今回は『去来抄』の「行く春を」を解説していきたいと思います。
文学史
作者
向井去来
成立
江戸時代中期
ジャンル
俳論書
内容
芭蕉および門下の俳論を集成したもの。
蕉風俳論の根本資料。
本文
行く春を近江の人と惜しみけり
先師いはく、
「尚白が難に、近江は丹波にも、行く春は行く歳にもふるべし、と言へり。汝、いかが聞き侍るや。」
去来いはく、
「尚白が難当たらず。湖水朦朧として春を惜しむに便りあるべし。ことに今日の上に侍る。」
と申す。
先師いはく、
「しかり。古人もこの国に春を愛すること、をさをさ都に劣らざるものを。」
去来いはく、
「この一言心に徹す。行く歳近江にゐ給はば、いかでかこの感ましまさん。行く春丹波にいまさば、もとよりこの情浮かぶまじ。風光の人を感動せしむること、真なるかな。」
と申す。
先師いはく、
「去来、汝はともに風雅を語るべき者なり。」
と、ことさらに喜び給ひけり。
現代語訳
(ここ琵琶湖畔では昔の歌人たちも多く去りゆく春を惜しんだが、この度は私も)去りゆく春を、近江の人々と共に惜しむことだ。
先師(=芭蕉)が言うことには、
「尚白の(この句に対する)批判に、『近江』は『丹波』にも、『行く春』は『行く歳』にも置きかえることができる、と言った。
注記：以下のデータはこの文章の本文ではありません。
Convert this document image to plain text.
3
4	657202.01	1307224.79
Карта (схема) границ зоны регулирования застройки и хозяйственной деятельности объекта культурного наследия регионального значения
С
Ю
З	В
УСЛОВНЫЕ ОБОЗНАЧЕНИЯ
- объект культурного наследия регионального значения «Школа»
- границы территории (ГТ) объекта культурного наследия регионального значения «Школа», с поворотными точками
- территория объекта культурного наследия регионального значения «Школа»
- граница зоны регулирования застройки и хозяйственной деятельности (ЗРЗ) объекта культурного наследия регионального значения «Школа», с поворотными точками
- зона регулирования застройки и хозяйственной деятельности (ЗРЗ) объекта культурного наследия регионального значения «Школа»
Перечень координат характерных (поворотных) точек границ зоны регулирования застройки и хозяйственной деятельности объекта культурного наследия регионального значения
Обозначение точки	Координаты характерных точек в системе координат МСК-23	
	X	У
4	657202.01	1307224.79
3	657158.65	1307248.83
あなたは、どのように思いますか。」
去来が言うことには、
「尚白の批判は当たりません。琵琶湖の水辺がぼんやりと霞み、春を惜しむのにふさわしいものがあるでしょう。とりわけ(この句は)実際の体験に基づいたものであります。」と申し上げる。
先師(=芭蕉)が言うことには、
「そのとおりだ。昔の歌人たちもこの国で春を惜しむことは、ほとんど都(で春を惜しむこと)に劣らないのになあ。」
去来が言うことには、
「この一言が心に深く貫き通ります。年の暮れに近江にいらっしゃったら、どうしてこの感興がおありになったでしょうか(、いや、おありにならなかったでしょう)。春が去りゆくときに丹波にいらっしゃったら、初めからこの(惜春の)心情は浮かばないでしょう。(時と場所のかなった)情景が人を感動させることは、本当なのですね。」と申し上げる。
先師が言うことには、
「去来よ、あなたは共に俳諧を語ることができる者である。」と、とりわけお喜びになった。